Test it here with this great tool that explains what the regex is doing:

http://www.regexr.com/


You still need the /u flag otherwise non-ascii letters are also removed.
Neat but would also match spaces and if this is wanted, probably could double the performance by use of a character class and additional quantifier for one or more [\W_]+
I
Intacto
[\W_]+

$string = preg_replace("/[\W_]+/u", '', $string);

It select all not A-Z, a-z, 0-9 and delete it.

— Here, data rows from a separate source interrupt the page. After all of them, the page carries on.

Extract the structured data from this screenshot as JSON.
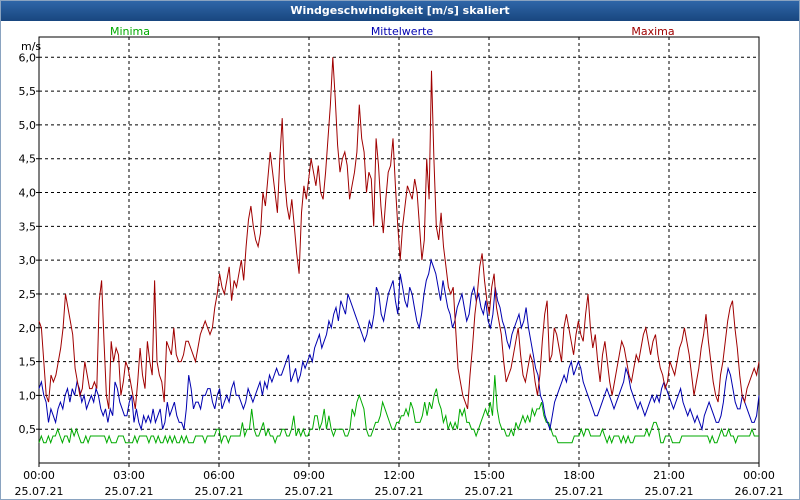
{
  "window": {
    "title": "Windgeschwindigkeit [m/s] skaliert"
  },
  "chart_data": {
    "type": "line",
    "title": "Windgeschwindigkeit [m/s] skaliert",
    "ylabel": "m/s",
    "ylim": [
      0,
      6.3
    ],
    "xlim_hours": [
      0,
      24
    ],
    "y_ticks": [
      "0,5",
      "1,0",
      "1,5",
      "2,0",
      "2,5",
      "3,0",
      "3,5",
      "4,0",
      "4,5",
      "5,0",
      "5,5",
      "6,0"
    ],
    "x_ticks": [
      {
        "time": "00:00",
        "date": "25.07.21"
      },
      {
        "time": "03:00",
        "date": "25.07.21"
      },
      {
        "time": "06:00",
        "date": "25.07.21"
      },
      {
        "time": "09:00",
        "date": "25.07.21"
      },
      {
        "time": "12:00",
        "date": "25.07.21"
      },
      {
        "time": "15:00",
        "date": "25.07.21"
      },
      {
        "time": "18:00",
        "date": "25.07.21"
      },
      {
        "time": "21:00",
        "date": "25.07.21"
      },
      {
        "time": "00:00",
        "date": "26.07.21"
      }
    ],
    "grid": true,
    "legend_position": "top",
    "series": [
      {
        "name": "Minima",
        "color": "#00aa00",
        "values": [
          0.3,
          0.4,
          0.3,
          0.3,
          0.4,
          0.3,
          0.4,
          0.4,
          0.5,
          0.4,
          0.3,
          0.4,
          0.4,
          0.3,
          0.5,
          0.4,
          0.5,
          0.4,
          0.3,
          0.3,
          0.4,
          0.3,
          0.4,
          0.4,
          0.4,
          0.4,
          0.4,
          0.4,
          0.4,
          0.3,
          0.4,
          0.3,
          0.3,
          0.3,
          0.4,
          0.4,
          0.4,
          0.3,
          0.3,
          0.3,
          0.3,
          0.4,
          0.3,
          0.4,
          0.4,
          0.4,
          0.4,
          0.3,
          0.4,
          0.4,
          0.3,
          0.4,
          0.3,
          0.3,
          0.4,
          0.3,
          0.4,
          0.3,
          0.4,
          0.3,
          0.3,
          0.4,
          0.3,
          0.4,
          0.3,
          0.3,
          0.3,
          0.4,
          0.4,
          0.4,
          0.4,
          0.3,
          0.4,
          0.4,
          0.4,
          0.4,
          0.5,
          0.5,
          0.3,
          0.4,
          0.4,
          0.3,
          0.4,
          0.4,
          0.4,
          0.4,
          0.4,
          0.6,
          0.4,
          0.5,
          0.5,
          0.8,
          0.5,
          0.4,
          0.4,
          0.5,
          0.6,
          0.4,
          0.5,
          0.4,
          0.4,
          0.3,
          0.4,
          0.4,
          0.5,
          0.5,
          0.4,
          0.4,
          0.5,
          0.7,
          0.4,
          0.5,
          0.4,
          0.5,
          0.4,
          0.4,
          0.5,
          0.5,
          0.7,
          0.7,
          0.5,
          0.6,
          0.8,
          0.5,
          0.7,
          0.5,
          0.4,
          0.5,
          0.5,
          0.5,
          0.5,
          0.4,
          0.4,
          0.5,
          0.8,
          0.7,
          0.9,
          1.0,
          0.9,
          0.8,
          0.5,
          0.4,
          0.4,
          0.5,
          0.6,
          0.6,
          0.7,
          0.9,
          0.8,
          0.7,
          0.6,
          0.5,
          0.5,
          0.6,
          0.6,
          0.7,
          0.7,
          0.8,
          0.7,
          0.9,
          0.8,
          0.6,
          0.6,
          0.6,
          0.7,
          0.9,
          0.7,
          0.9,
          0.8,
          1.0,
          1.1,
          0.9,
          0.8,
          0.6,
          0.7,
          0.5,
          0.6,
          0.5,
          0.6,
          0.5,
          0.8,
          0.7,
          0.8,
          0.6,
          0.6,
          0.5,
          0.5,
          0.4,
          0.5,
          0.6,
          0.7,
          0.8,
          0.7,
          0.9,
          0.7,
          1.3,
          0.8,
          0.6,
          0.5,
          0.5,
          0.4,
          0.4,
          0.5,
          0.4,
          0.6,
          0.5,
          0.6,
          0.7,
          0.6,
          0.7,
          0.6,
          0.8,
          0.7,
          0.8,
          0.8,
          0.9,
          0.7,
          0.6,
          0.6,
          0.5,
          0.4,
          0.4,
          0.3,
          0.3,
          0.3,
          0.3,
          0.3,
          0.3,
          0.3,
          0.4,
          0.4,
          0.4,
          0.5,
          0.4,
          0.5,
          0.5,
          0.4,
          0.4,
          0.4,
          0.4,
          0.4,
          0.5,
          0.4,
          0.3,
          0.4,
          0.3,
          0.4,
          0.4,
          0.4,
          0.3,
          0.4,
          0.3,
          0.4,
          0.3,
          0.3,
          0.4,
          0.4,
          0.4,
          0.4,
          0.4,
          0.5,
          0.4,
          0.5,
          0.6,
          0.6,
          0.5,
          0.3,
          0.3,
          0.4,
          0.4,
          0.4,
          0.3,
          0.3,
          0.3,
          0.3,
          0.4,
          0.4,
          0.4,
          0.4,
          0.4,
          0.4,
          0.4,
          0.4,
          0.4,
          0.4,
          0.4,
          0.4,
          0.3,
          0.4,
          0.3,
          0.3,
          0.4,
          0.5,
          0.4,
          0.4,
          0.5,
          0.4,
          0.4,
          0.3,
          0.4,
          0.4,
          0.4,
          0.4,
          0.4,
          0.4,
          0.5,
          0.4,
          0.4,
          0.4
        ]
      },
      {
        "name": "Mittelwerte",
        "color": "#0000b0",
        "values": [
          1.1,
          1.2,
          1.0,
          0.9,
          0.6,
          0.8,
          0.7,
          0.6,
          0.8,
          0.9,
          0.8,
          1.0,
          1.1,
          0.9,
          1.1,
          1.0,
          1.2,
          1.1,
          0.9,
          1.0,
          0.8,
          0.9,
          1.0,
          0.9,
          1.1,
          1.0,
          0.8,
          0.7,
          0.8,
          0.6,
          0.8,
          0.7,
          1.2,
          1.1,
          0.9,
          0.8,
          0.7,
          0.7,
          0.9,
          1.0,
          0.6,
          0.8,
          0.6,
          0.5,
          0.7,
          0.6,
          0.7,
          0.6,
          0.8,
          0.6,
          0.7,
          0.8,
          0.5,
          0.6,
          0.9,
          0.7,
          0.8,
          0.9,
          0.7,
          0.6,
          0.6,
          0.5,
          0.8,
          1.3,
          1.1,
          0.8,
          0.9,
          0.9,
          0.8,
          1.0,
          1.0,
          1.1,
          1.1,
          0.9,
          0.8,
          1.0,
          1.1,
          0.8,
          0.9,
          1.0,
          0.9,
          1.1,
          1.2,
          1.0,
          1.0,
          0.9,
          0.8,
          0.9,
          1.1,
          1.0,
          0.9,
          1.0,
          1.1,
          1.2,
          1.0,
          1.2,
          1.1,
          1.3,
          1.2,
          1.3,
          1.4,
          1.3,
          1.3,
          1.4,
          1.5,
          1.6,
          1.2,
          1.3,
          1.4,
          1.2,
          1.3,
          1.5,
          1.4,
          1.5,
          1.6,
          1.5,
          1.7,
          1.8,
          1.9,
          1.7,
          1.8,
          1.9,
          2.1,
          2.0,
          2.2,
          2.3,
          2.1,
          2.4,
          2.3,
          2.2,
          2.5,
          2.4,
          2.3,
          2.2,
          2.1,
          2.0,
          1.9,
          1.8,
          1.9,
          2.1,
          2.0,
          2.2,
          2.6,
          2.5,
          2.2,
          2.1,
          2.3,
          2.5,
          2.6,
          2.7,
          2.4,
          2.2,
          2.8,
          2.6,
          2.4,
          2.3,
          2.6,
          2.5,
          2.3,
          2.1,
          2.0,
          2.2,
          2.5,
          2.7,
          2.8,
          3.0,
          2.9,
          2.8,
          2.6,
          2.4,
          2.7,
          2.5,
          2.3,
          2.2,
          2.0,
          2.1,
          2.3,
          2.4,
          2.5,
          2.3,
          2.1,
          2.2,
          2.5,
          2.6,
          2.4,
          2.5,
          2.3,
          2.2,
          2.4,
          2.1,
          2.0,
          2.2,
          2.6,
          2.4,
          2.3,
          2.1,
          2.0,
          1.8,
          1.7,
          1.9,
          2.0,
          2.1,
          2.2,
          2.0,
          2.1,
          2.3,
          2.0,
          1.8,
          1.6,
          1.4,
          1.3,
          1.0,
          0.9,
          0.7,
          0.6,
          0.5,
          0.7,
          0.9,
          1.0,
          1.1,
          1.2,
          1.3,
          1.2,
          1.4,
          1.5,
          1.3,
          1.4,
          1.5,
          1.4,
          1.2,
          1.1,
          1.0,
          0.9,
          0.8,
          0.7,
          0.7,
          0.8,
          0.9,
          1.0,
          1.1,
          1.0,
          0.9,
          0.8,
          0.9,
          1.0,
          1.1,
          1.2,
          1.4,
          1.3,
          1.1,
          1.0,
          0.9,
          0.8,
          0.9,
          0.8,
          0.7,
          0.8,
          0.9,
          1.0,
          0.9,
          1.0,
          0.9,
          1.1,
          1.2,
          1.1,
          1.0,
          0.9,
          0.8,
          0.9,
          1.0,
          1.1,
          0.9,
          0.8,
          0.7,
          0.8,
          0.7,
          0.6,
          0.7,
          0.6,
          0.5,
          0.7,
          0.8,
          0.9,
          0.8,
          0.7,
          0.6,
          0.6,
          0.7,
          0.9,
          1.2,
          1.4,
          1.3,
          1.1,
          0.9,
          0.8,
          0.8,
          1.0,
          0.9,
          0.8,
          0.7,
          0.6,
          0.6,
          0.7,
          1.0
        ]
      },
      {
        "name": "Maxima",
        "color": "#a00000",
        "values": [
          2.1,
          2.0,
          1.5,
          1.0,
          0.9,
          1.3,
          1.2,
          1.3,
          1.5,
          1.7,
          2.0,
          2.5,
          2.3,
          2.1,
          1.9,
          1.4,
          1.2,
          1.0,
          1.1,
          1.5,
          1.3,
          1.1,
          1.1,
          1.2,
          1.1,
          2.4,
          2.7,
          1.8,
          1.0,
          0.8,
          1.8,
          1.5,
          1.7,
          1.6,
          1.0,
          1.2,
          1.5,
          1.4,
          1.2,
          1.0,
          0.8,
          1.2,
          1.7,
          1.3,
          1.1,
          1.8,
          1.5,
          1.3,
          2.7,
          1.5,
          1.3,
          1.2,
          0.9,
          1.8,
          1.7,
          1.6,
          2.0,
          1.6,
          1.5,
          1.5,
          1.6,
          1.8,
          1.8,
          1.7,
          1.6,
          1.5,
          1.7,
          1.9,
          2.0,
          2.1,
          2.0,
          1.9,
          2.0,
          2.3,
          2.5,
          2.8,
          2.6,
          2.5,
          2.7,
          2.9,
          2.4,
          2.7,
          2.6,
          2.8,
          3.0,
          2.7,
          3.2,
          3.6,
          3.8,
          3.5,
          3.3,
          3.2,
          3.4,
          4.0,
          3.8,
          4.2,
          4.6,
          4.3,
          4.0,
          3.7,
          4.5,
          5.1,
          4.2,
          3.8,
          3.6,
          3.9,
          3.5,
          3.1,
          2.8,
          3.7,
          4.1,
          3.9,
          4.2,
          4.5,
          4.3,
          4.1,
          4.4,
          4.0,
          3.9,
          4.3,
          4.8,
          5.3,
          6.0,
          5.4,
          4.7,
          4.3,
          4.5,
          4.6,
          4.4,
          3.9,
          4.1,
          4.3,
          4.6,
          5.3,
          4.8,
          4.6,
          4.0,
          4.3,
          4.2,
          3.5,
          4.8,
          4.4,
          3.8,
          3.4,
          3.9,
          4.3,
          4.4,
          4.8,
          4.1,
          3.5,
          3.0,
          3.5,
          3.8,
          4.1,
          4.0,
          3.9,
          4.2,
          4.0,
          3.5,
          3.0,
          3.3,
          4.5,
          3.9,
          5.8,
          4.5,
          3.5,
          3.3,
          3.7,
          3.2,
          2.9,
          2.6,
          2.5,
          2.6,
          2.0,
          1.4,
          1.2,
          1.0,
          0.9,
          0.8,
          1.3,
          1.7,
          2.2,
          2.5,
          2.9,
          3.1,
          2.7,
          2.4,
          2.2,
          2.6,
          2.8,
          2.3,
          2.1,
          1.9,
          1.5,
          1.2,
          1.3,
          1.4,
          1.6,
          1.8,
          2.0,
          1.6,
          1.3,
          1.2,
          1.4,
          1.6,
          1.5,
          1.2,
          1.0,
          1.3,
          1.8,
          2.2,
          2.4,
          1.5,
          1.6,
          2.0,
          1.9,
          1.7,
          1.5,
          2.0,
          2.2,
          2.0,
          1.8,
          1.6,
          1.9,
          2.1,
          1.9,
          1.8,
          2.2,
          2.5,
          2.0,
          1.7,
          1.9,
          1.5,
          1.2,
          1.6,
          1.8,
          1.5,
          1.2,
          1.0,
          1.2,
          1.4,
          1.6,
          1.8,
          1.7,
          1.5,
          1.3,
          1.2,
          1.4,
          1.6,
          1.5,
          1.7,
          1.9,
          2.0,
          1.8,
          1.6,
          1.8,
          1.9,
          1.6,
          1.4,
          1.3,
          1.1,
          1.2,
          1.5,
          1.4,
          1.3,
          1.5,
          1.7,
          1.8,
          2.0,
          1.8,
          1.6,
          1.3,
          1.0,
          1.2,
          1.4,
          1.7,
          1.9,
          2.2,
          1.8,
          1.5,
          1.2,
          1.0,
          0.9,
          1.3,
          1.5,
          1.8,
          2.1,
          2.3,
          2.4,
          2.0,
          1.7,
          1.3,
          1.0,
          0.9,
          1.1,
          1.2,
          1.3,
          1.4,
          1.3,
          1.5
        ]
      }
    ]
  }
}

See example here: https://regexr.com/3h1rj


what does this regex /[\W_]+/u means ?
\W is the inverse of \w which are characters A-Za-z0-9_. So \W will match any character that is not A-Za-z0-9_ and remove them. The [] is a character set boundary. The+ is redundant on a character set boundary but normally means 1 or more character. The u flag expands the expression to include unicode character support, meaning it will not remove characters beyond character code 255 such as ª²³µ . Example of various usages 3v4l.org/hSVV5 with unicode and ascii characters.
P
PASTAGA
preg_replace("/\W+/", '', $string)

You can test it here : http://regexr.com/


Per @Alex Stevens answer, this doesn't catch underscores "_".